Staying in touch does not need to be complicated. Short videos. Simple check in texts. Market updates. Birthday messages. Holiday cards. These little touches compound over time and keep you top of mind.
That is why we built Referral Suite, to automate those touches so agents can stay consistent without it becoming another full time job.
Takeaway: Build systems that keep you in front of your database automatically. Relationships drive repeat and referral business, not ads.
5. Stop Splitting Commissions If You Are Not Getting Real Value
Commission splits only make sense if the brokerage is actively helping you grow. That means coaching, systems, leads, accountability, and real support.
If you are giving away 30 or 40 percent of every deal and not getting measurable growth in return, that is not mentorship, that is just expensive rent.
Our model at Big Block was designed to flip that equation, keep agent overhead low while giving strong backend support so agents can reinvest in marketing, staff, and growth.
Takeaway: Regularly audit what you are paying versus what you are receiving. Every dollar you save can be reinvested into scaling your business.
6. Own the Dirt
Selling real estate pays the bills. Owning real estate builds freedom.
Every agent should be using their income and their access to deals to build a personal portfolio. That might be a duplex, a short term rental, a small multifamily, or a value add single family property.
Over time, appreciation, tax benefits, and cash flow compound in ways commissions never can.
Takeaway: Treat commissions as fuel, not as lifestyle money. Reinvest into assets that pay you when you stop working.
7. Partnerships Only Work if You Stay in Your Lane
My partnership with Sam works because we do not overlap. He focuses on vision, sales, and growth. I focus on operations, systems, and execution. We trust each other and we stay in our strengths.
Most partnerships fail because both partners want to control the same parts of the business or because expectations are never clearly defined.
Takeaway: Choose partners based on complementary skill sets, not just friendship. Define roles early and protect them.
8. Systematize Everything or Stay Stuck in the Weeds
If you are the bottleneck in your business, growth will always be limited.
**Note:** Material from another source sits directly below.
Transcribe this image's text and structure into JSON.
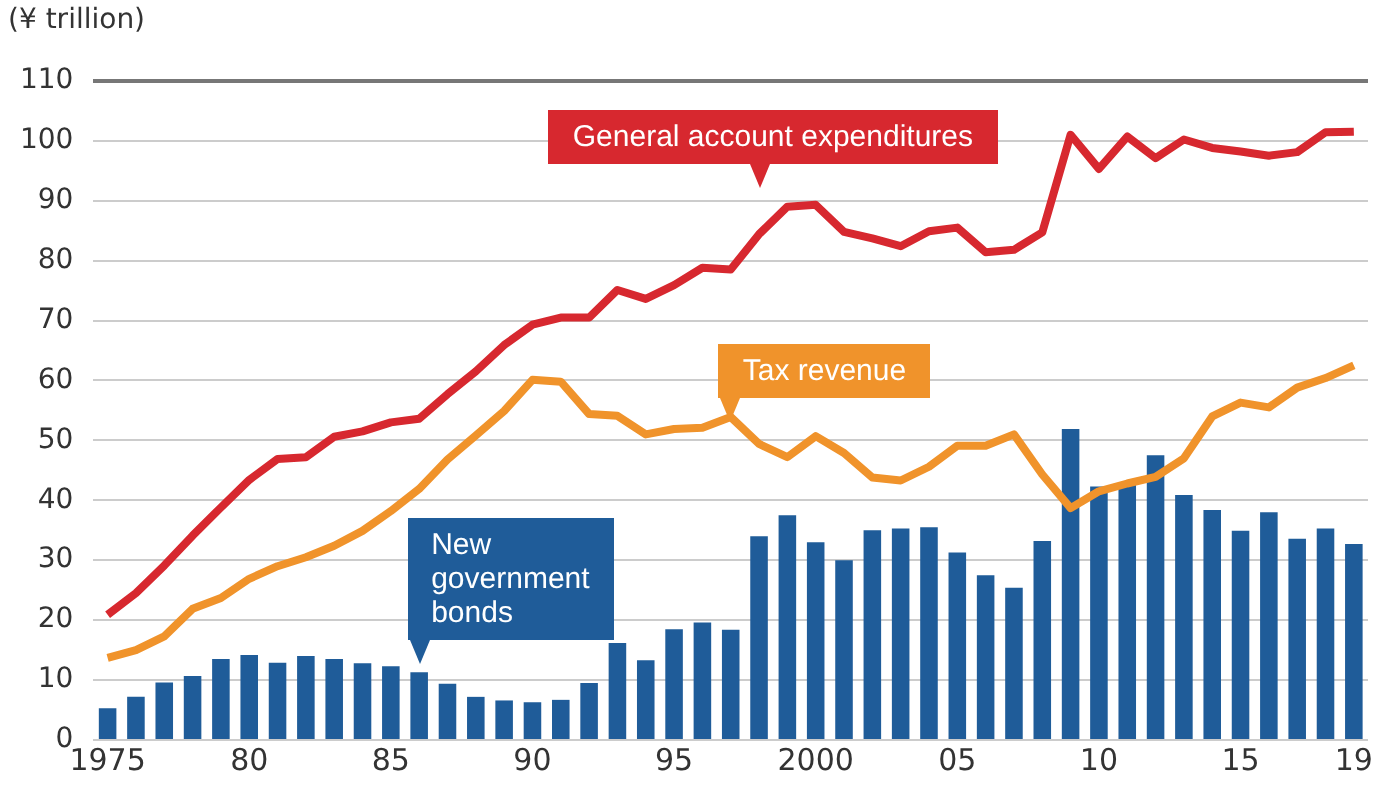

Systems remove decision fatigue, reduce errors, and allow teams to operate without constant supervision.
This applies to marketing, onboarding, transactions, accounting, and compliance. Every process that repeats should be documented and automated as much as possible.
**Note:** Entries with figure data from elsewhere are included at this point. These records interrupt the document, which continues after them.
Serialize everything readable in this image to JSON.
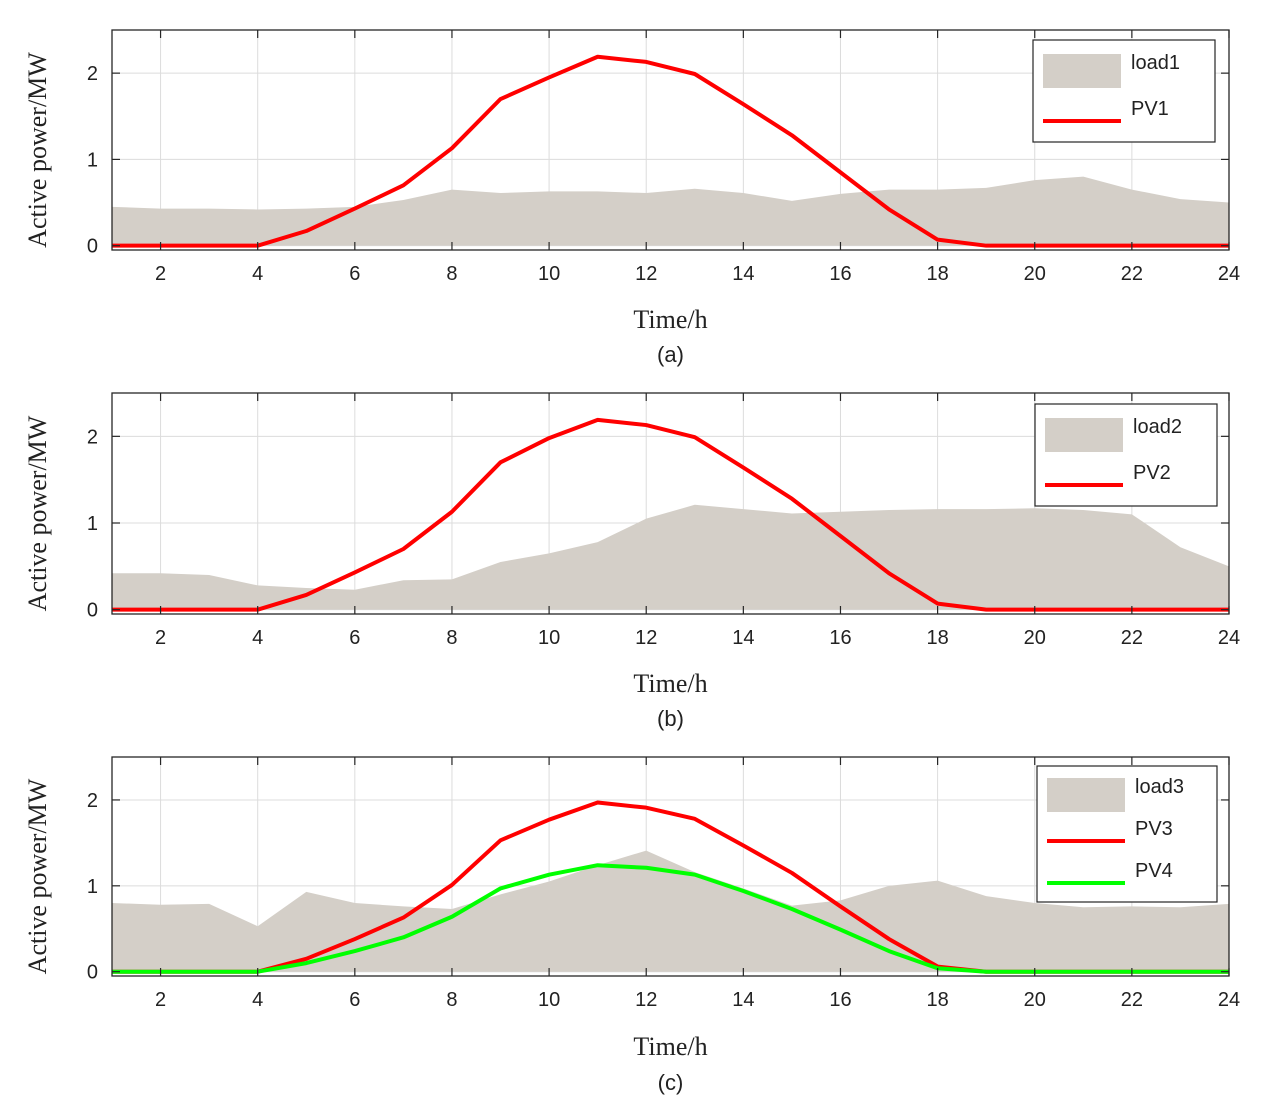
{
  "colors": {
    "load": "#d4cfc8",
    "pv_red": "#ff0000",
    "pv_green": "#00ff00",
    "grid": "#dcdcdc",
    "axis": "#262626"
  },
  "chart_data": [
    {
      "type": "area",
      "caption": "(a)",
      "xlabel": "Time/h",
      "ylabel": "Active power/MW",
      "xlim": [
        1,
        24
      ],
      "ylim": [
        -0.05,
        2.5
      ],
      "xticks": [
        2,
        4,
        6,
        8,
        10,
        12,
        14,
        16,
        18,
        20,
        22,
        24
      ],
      "yticks": [
        0,
        1,
        2
      ],
      "grid": true,
      "legend_position": "top-right",
      "x": [
        1,
        2,
        3,
        4,
        5,
        6,
        7,
        8,
        9,
        10,
        11,
        12,
        13,
        14,
        15,
        16,
        17,
        18,
        19,
        20,
        21,
        22,
        23,
        24
      ],
      "series": [
        {
          "name": "load1",
          "kind": "area",
          "color": "#d4cfc8",
          "values": [
            0.45,
            0.43,
            0.43,
            0.42,
            0.43,
            0.45,
            0.53,
            0.65,
            0.61,
            0.63,
            0.63,
            0.61,
            0.66,
            0.61,
            0.52,
            0.6,
            0.65,
            0.65,
            0.67,
            0.76,
            0.8,
            0.65,
            0.54,
            0.5
          ]
        },
        {
          "name": "PV1",
          "kind": "line",
          "color": "#ff0000",
          "values": [
            0,
            0,
            0,
            0,
            0.17,
            0.43,
            0.7,
            1.13,
            1.7,
            1.95,
            2.19,
            2.13,
            1.99,
            1.64,
            1.28,
            0.85,
            0.42,
            0.07,
            0,
            0,
            0,
            0,
            0,
            0
          ]
        }
      ]
    },
    {
      "type": "area",
      "caption": "(b)",
      "xlabel": "Time/h",
      "ylabel": "Active power/MW",
      "xlim": [
        1,
        24
      ],
      "ylim": [
        -0.05,
        2.5
      ],
      "xticks": [
        2,
        4,
        6,
        8,
        10,
        12,
        14,
        16,
        18,
        20,
        22,
        24
      ],
      "yticks": [
        0,
        1,
        2
      ],
      "grid": true,
      "legend_position": "top-right",
      "x": [
        1,
        2,
        3,
        4,
        5,
        6,
        7,
        8,
        9,
        10,
        11,
        12,
        13,
        14,
        15,
        16,
        17,
        18,
        19,
        20,
        21,
        22,
        23,
        24
      ],
      "series": [
        {
          "name": "load2",
          "kind": "area",
          "color": "#d4cfc8",
          "values": [
            0.42,
            0.42,
            0.4,
            0.28,
            0.25,
            0.23,
            0.34,
            0.35,
            0.55,
            0.65,
            0.78,
            1.05,
            1.21,
            1.16,
            1.11,
            1.13,
            1.15,
            1.16,
            1.16,
            1.17,
            1.15,
            1.1,
            0.72,
            0.5
          ]
        },
        {
          "name": "PV2",
          "kind": "line",
          "color": "#ff0000",
          "values": [
            0,
            0,
            0,
            0,
            0.17,
            0.43,
            0.7,
            1.13,
            1.7,
            1.98,
            2.19,
            2.13,
            1.99,
            1.64,
            1.28,
            0.85,
            0.42,
            0.07,
            0,
            0,
            0,
            0,
            0,
            0
          ]
        }
      ]
    },
    {
      "type": "area",
      "caption": "(c)",
      "xlabel": "Time/h",
      "ylabel": "Active power/MW",
      "xlim": [
        1,
        24
      ],
      "ylim": [
        -0.05,
        2.5
      ],
      "xticks": [
        2,
        4,
        6,
        8,
        10,
        12,
        14,
        16,
        18,
        20,
        22,
        24
      ],
      "yticks": [
        0,
        1,
        2
      ],
      "grid": true,
      "legend_position": "top-right",
      "x": [
        1,
        2,
        3,
        4,
        5,
        6,
        7,
        8,
        9,
        10,
        11,
        12,
        13,
        14,
        15,
        16,
        17,
        18,
        19,
        20,
        21,
        22,
        23,
        24
      ],
      "series": [
        {
          "name": "load3",
          "kind": "area",
          "color": "#d4cfc8",
          "values": [
            0.8,
            0.78,
            0.79,
            0.53,
            0.93,
            0.8,
            0.76,
            0.73,
            0.9,
            1.05,
            1.24,
            1.41,
            1.16,
            0.97,
            0.77,
            0.83,
            1.0,
            1.06,
            0.88,
            0.8,
            0.75,
            0.76,
            0.75,
            0.79
          ]
        },
        {
          "name": "PV3",
          "kind": "line",
          "color": "#ff0000",
          "values": [
            0,
            0,
            0,
            0,
            0.15,
            0.38,
            0.63,
            1.01,
            1.53,
            1.77,
            1.97,
            1.91,
            1.78,
            1.47,
            1.15,
            0.76,
            0.38,
            0.06,
            0,
            0,
            0,
            0,
            0,
            0
          ]
        },
        {
          "name": "PV4",
          "kind": "line",
          "color": "#00ff00",
          "values": [
            0,
            0,
            0,
            0,
            0.1,
            0.24,
            0.4,
            0.64,
            0.97,
            1.13,
            1.24,
            1.21,
            1.13,
            0.94,
            0.73,
            0.49,
            0.24,
            0.04,
            0,
            0,
            0,
            0,
            0,
            0
          ]
        }
      ]
    }
  ]
}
That is how you scale without burning out.
Takeaway: If you do something more than twice, build a system for it. Your future self will thank you.
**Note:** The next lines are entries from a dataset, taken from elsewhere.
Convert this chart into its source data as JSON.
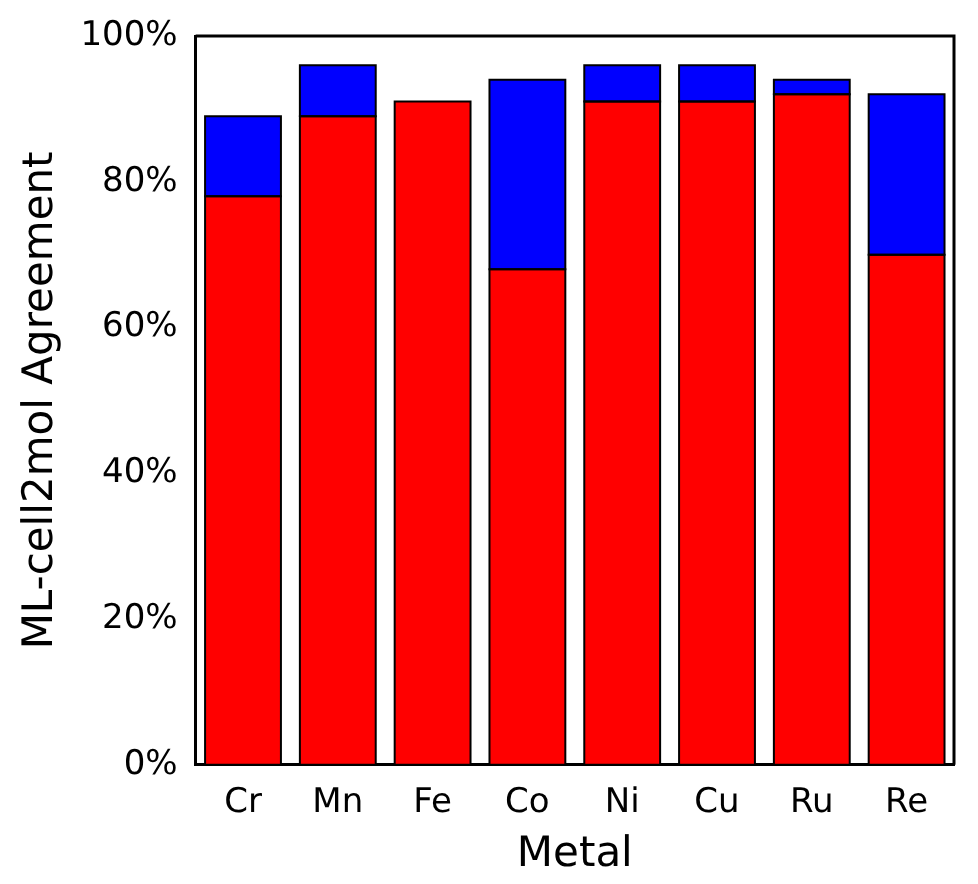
{
  "chart_data": {
    "type": "bar",
    "stacked": true,
    "xlabel": "Metal",
    "ylabel": "ML-cell2mol Agreement",
    "categories": [
      "Cr",
      "Mn",
      "Fe",
      "Co",
      "Ni",
      "Cu",
      "Ru",
      "Re"
    ],
    "series": [
      {
        "color": "#ff0000",
        "values": [
          78,
          89,
          91,
          68,
          91,
          91,
          92,
          70
        ]
      },
      {
        "color": "#0000ff",
        "values": [
          11,
          7,
          0,
          26,
          5,
          5,
          2,
          22
        ]
      }
    ],
    "ylim": [
      0,
      100
    ],
    "yticks": [
      {
        "value": 0,
        "label": "0%"
      },
      {
        "value": 20,
        "label": "20%"
      },
      {
        "value": 40,
        "label": "40%"
      },
      {
        "value": 60,
        "label": "60%"
      },
      {
        "value": 80,
        "label": "80%"
      },
      {
        "value": 100,
        "label": "100%"
      }
    ],
    "grid": false,
    "legend": false
  }
}
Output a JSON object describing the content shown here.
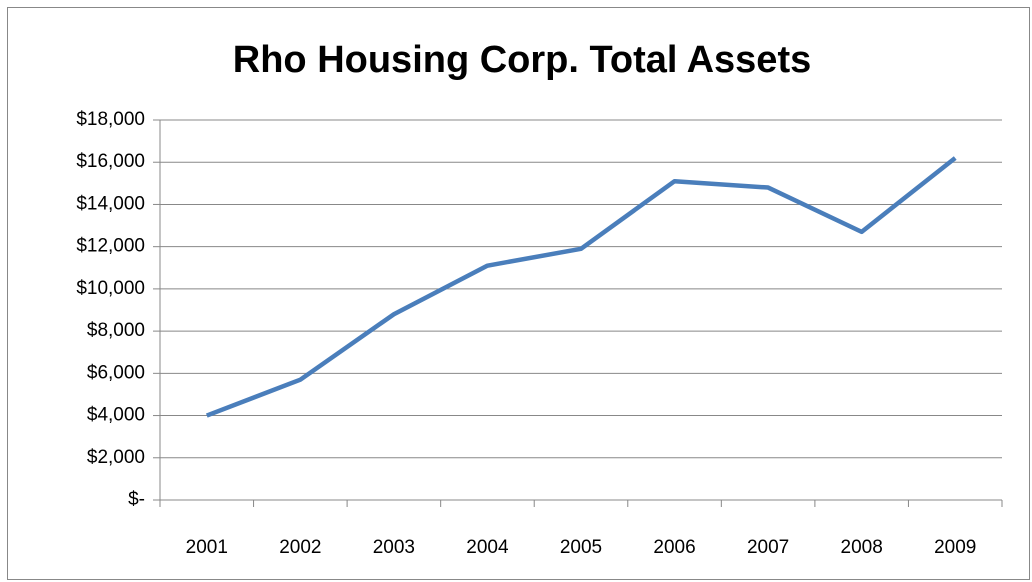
{
  "chart_data": {
    "type": "line",
    "title": "Rho Housing Corp. Total Assets",
    "categories": [
      "2001",
      "2002",
      "2003",
      "2004",
      "2005",
      "2006",
      "2007",
      "2008",
      "2009"
    ],
    "series": [
      {
        "name": "Total Assets",
        "color": "#4a7ebb",
        "values": [
          4000,
          5700,
          8800,
          11100,
          11900,
          15100,
          14800,
          12700,
          16200
        ]
      }
    ],
    "ylim": [
      0,
      18000
    ],
    "yticks": [
      {
        "value": 0,
        "label": "$-"
      },
      {
        "value": 2000,
        "label": "$2,000"
      },
      {
        "value": 4000,
        "label": "$4,000"
      },
      {
        "value": 6000,
        "label": "$6,000"
      },
      {
        "value": 8000,
        "label": "$8,000"
      },
      {
        "value": 10000,
        "label": "$10,000"
      },
      {
        "value": 12000,
        "label": "$12,000"
      },
      {
        "value": 14000,
        "label": "$14,000"
      },
      {
        "value": 16000,
        "label": "$16,000"
      },
      {
        "value": 18000,
        "label": "$18,000"
      }
    ],
    "grid": true
  }
}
9. Focus Beats Opportunity
There are endless ways to make money in real estate. The problem is not lack of opportunity, it is lack of focus.
The most successful investors and agents I know went deep into one strategy before expanding. They mastered their niche, built teams, and refined systems before chasing the next shiny object.
Takeaway: Pick a strategy that fits your skills and market, then commit long enough to get really good at it before pivoting.
10. Bet on Brand, Because It Pays You Forever
Brand compounds. Deals come easier. Recruiting gets easier. Partnerships show up. Opportunities find you.
When people trust your name, business becomes less transactional and more relational. That is when leverage really starts to work in your favor.
Brand is built through value, visibility, and consistency over time.
Takeaway: Invest in your personal and business brand daily, even when you do not immediately see returns. It is one of the highest ROI assets you will ever build.
The Bottom Line, Be Consistent. Be Creative. Be Relentless.
There is no secret formula. Just simple strategies executed over a long period of time with discipline and adaptability.
Markets change. Technology changes. Strategies change. But the fundamentals do not.
Show up. Solve problems. Build relationships. Keep improving your systems.
Do that long enough… and you will look up one day and realize you built something that most people only talk about.